Muitas tem sido as nossas perdas: da liberdade de circular livremente, da possibilidade de nos reunirmos, das antigas condições de trabalho, estudo e lazer que tínhamos por garantidas. E, ainda, perdas financeiras, do contato físico com nossas redes de apoio, das rotinas e das atividades que estruturavam o cotidiano. Em suma, um acúmulo de adversidades que, somado às perdas por falecimento, pode exceder a capacidade de resiliência de cada um.
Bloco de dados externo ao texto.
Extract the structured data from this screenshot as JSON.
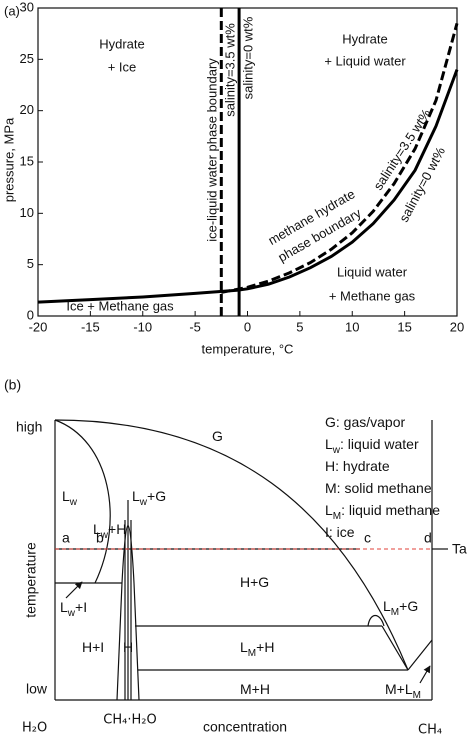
{
  "chart_data": {
    "type": "line",
    "panel_label": "(a)",
    "x_label": "temperature, °C",
    "y_label": "pressure, MPa",
    "xlim": [
      -20,
      20
    ],
    "ylim": [
      0,
      30
    ],
    "xticks": [
      -20,
      -15,
      -10,
      -5,
      0,
      5,
      10,
      15,
      20
    ],
    "yticks": [
      0,
      5,
      10,
      15,
      20,
      25,
      30
    ],
    "series": [
      {
        "color": "#000000",
        "style": "solid",
        "x": [
          -20,
          -15,
          -10,
          -5,
          -1,
          0,
          2,
          4,
          6,
          8,
          10,
          12,
          14,
          16,
          18,
          20
        ],
        "values": [
          1.35,
          1.6,
          1.85,
          2.2,
          2.5,
          2.65,
          3.1,
          3.8,
          4.7,
          5.8,
          7.2,
          9.0,
          11.3,
          14.2,
          18.5,
          24
        ]
      },
      {
        "color": "#000000",
        "style": "dashed",
        "x": [
          -2.5,
          0,
          2,
          4,
          6,
          8,
          10,
          12,
          14,
          16,
          18,
          20
        ],
        "values": [
          2.3,
          2.8,
          3.4,
          4.2,
          5.2,
          6.5,
          8.1,
          10.2,
          12.9,
          16.3,
          21,
          28.5
        ]
      },
      {
        "color": "#000000",
        "style": "solid",
        "x": [
          -0.8,
          -0.8
        ],
        "values": [
          0,
          30
        ]
      },
      {
        "color": "#000000",
        "style": "dashed",
        "x": [
          -2.5,
          -2.5
        ],
        "values": [
          0,
          30
        ]
      }
    ],
    "annotations": [
      "Hydrate",
      "+ Ice",
      "Hydrate",
      "+ Liquid water",
      "salinity=3.5 wt%",
      "salinity=0 wt%",
      "ice-liquid water phase boundary",
      "methane hydrate",
      "phase boundary",
      "salinity=3.5 wt%",
      "salinity=0 wt%",
      "Liquid water",
      "+ Methane gas",
      "Ice + Methane gas"
    ]
  },
  "diagram": {
    "panel_label": "(b)",
    "legend": [
      {
        "text": "G",
        "after": ": gas/vapor"
      },
      {
        "text": "L",
        "sub": "w",
        "after": ": liquid water"
      },
      {
        "text": "H",
        "after": ": hydrate"
      },
      {
        "text": "M",
        "after": ": solid methane"
      },
      {
        "text": "L",
        "sub": "M",
        "after": ": liquid methane"
      },
      {
        "text": "I",
        "after": ": ice"
      }
    ],
    "regions": [
      {
        "text": "G"
      },
      {
        "text": "L",
        "sub": "w"
      },
      {
        "text": "L",
        "sub": "w",
        "after": "+G"
      },
      {
        "text": "L",
        "sub": "w",
        "after": "+H"
      },
      {
        "text": "L",
        "sub": "w",
        "after": "+I"
      },
      {
        "text": "H+G"
      },
      {
        "text": "L",
        "sub": "M",
        "after": "+G"
      },
      {
        "text": "H+I"
      },
      {
        "text": "H"
      },
      {
        "text": "L",
        "sub": "M",
        "after": "+H"
      },
      {
        "text": "M+H"
      },
      {
        "text": "M+L",
        "sub": "M"
      }
    ],
    "points": [
      "a",
      "b",
      "c",
      "d",
      "Ta"
    ],
    "axis": {
      "high": "high",
      "low": "low",
      "y_title": "temperature",
      "x_title": "concentration",
      "left": "H₂O",
      "right": "CH₄",
      "middle": "CH₄·H₂O"
    }
  }
}
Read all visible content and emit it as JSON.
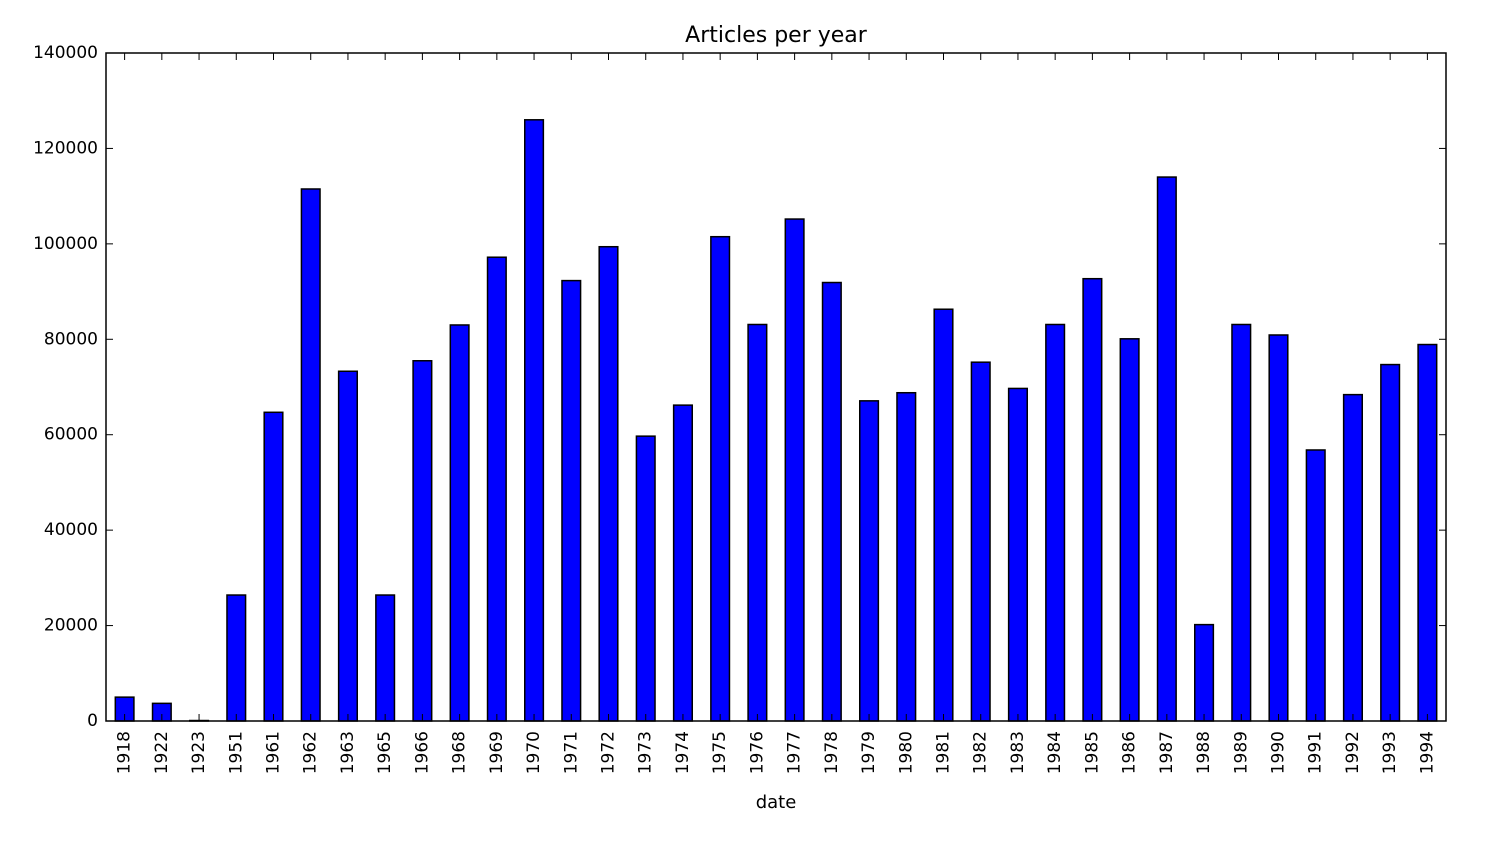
{
  "chart_data": {
    "type": "bar",
    "title": "Articles per year",
    "xlabel": "date",
    "ylabel": "",
    "ylim": [
      0,
      140000
    ],
    "yticks": [
      0,
      20000,
      40000,
      60000,
      80000,
      100000,
      120000,
      140000
    ],
    "ytick_labels": [
      "0",
      "20000",
      "40000",
      "60000",
      "80000",
      "100000",
      "120000",
      "140000"
    ],
    "grid": false,
    "bar_color": "#0000ff",
    "categories": [
      "1918",
      "1922",
      "1923",
      "1951",
      "1961",
      "1962",
      "1963",
      "1965",
      "1966",
      "1968",
      "1969",
      "1970",
      "1971",
      "1972",
      "1973",
      "1974",
      "1975",
      "1976",
      "1977",
      "1978",
      "1979",
      "1980",
      "1981",
      "1982",
      "1983",
      "1984",
      "1985",
      "1986",
      "1987",
      "1988",
      "1989",
      "1990",
      "1991",
      "1992",
      "1993",
      "1994"
    ],
    "values": [
      5000,
      3700,
      100,
      26400,
      64700,
      111500,
      73300,
      26400,
      75500,
      83000,
      97200,
      126000,
      92300,
      99400,
      59700,
      66200,
      101500,
      83100,
      105200,
      91900,
      67100,
      68800,
      86300,
      75200,
      69700,
      83100,
      92700,
      80100,
      114000,
      20200,
      83100,
      80900,
      56800,
      68400,
      74700,
      78900
    ]
  }
}
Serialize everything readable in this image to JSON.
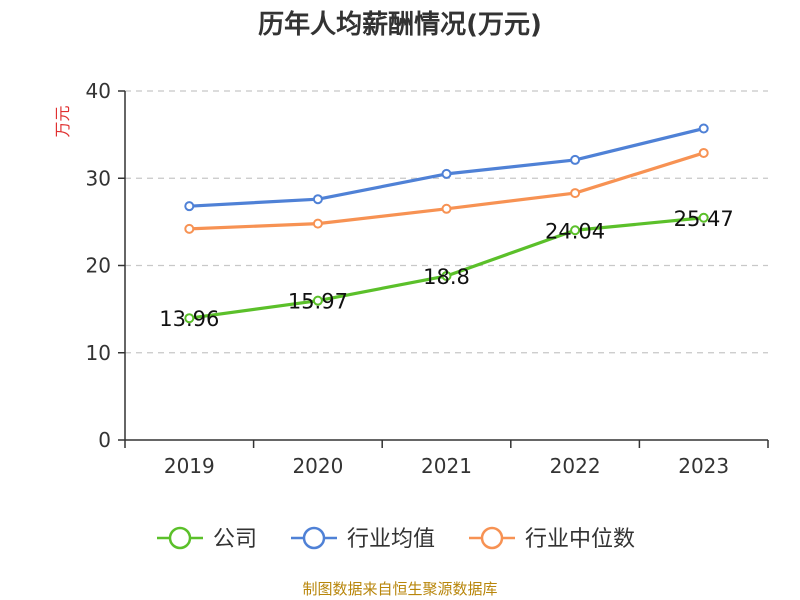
{
  "chart_data": {
    "type": "line",
    "title": "历年人均薪酬情况(万元)",
    "xlabel": "",
    "ylabel": "万元",
    "categories": [
      "2019",
      "2020",
      "2021",
      "2022",
      "2023"
    ],
    "ylim": [
      0,
      40
    ],
    "yticks": [
      0,
      10,
      20,
      30,
      40
    ],
    "grid": true,
    "legend_position": "bottom-center",
    "series": [
      {
        "name": "公司",
        "values": [
          13.96,
          15.97,
          18.8,
          24.04,
          25.47
        ],
        "color": "#5bc02a",
        "show_labels": true
      },
      {
        "name": "行业均值",
        "values": [
          26.8,
          27.6,
          30.5,
          32.1,
          35.7
        ],
        "color": "#4f81d6",
        "show_labels": false
      },
      {
        "name": "行业中位数",
        "values": [
          24.2,
          24.8,
          26.5,
          28.3,
          32.9
        ],
        "color": "#f79253",
        "show_labels": false
      }
    ]
  },
  "source_note": "制图数据来自恒生聚源数据库"
}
Por conseguinte, é válido buscar um equilíbrio – muito pessoal – entre o impulso de “seguir a vida” e, por outro lado, entrar em contato periódico com os sentimentos gerados pelo processo de luto, tais como a tristeza, a raiva e a culpa. Pois, muitas vezes, o excesso de ocupações diárias expressa a tentativa frustrada de “nada querer saber” sobre o que se está sentindo em relação à perda. Essa atitude, por sinal, dificulta a elaboração psíquica e a chance de um reestabelecimento integral do sujeito.
Desabafar, trocar ideias, ouvir e ser ouvido, enfim, compartilhar os sofrimentos são atitudes essenciais em relação a esse momento tão delicado em que vivemos: constituem etapa crucial para a passagem da dor em seu estado “cru”, indizível, a um sofrimento que pode ser simbolizado e, quiçá, superado.
Por fim, cada qual pode encontrar sua forma particular de lidar com este período excepcional, de acordo com suas necessidades e seus recursos, sendo essencial ter um pouco de flexibilidade e criatividade para encontrar soluções que nunca foram demandadas antes. Há que se inventar novas formas de satisfação, favorecendo a construção singular de um modo de viver esta época. O trabalho de luto demanda, em grande medida, uma autorização para aprendermos com o sofrimento e nos transformarmos a partir dele. Advém, então, a permissão voluntária para a retomada dos processos de desenvolvimento pessoal e profissional. É o caso de nos reinventarmos, ainda que permaneçamos os mesmos, em grande medida.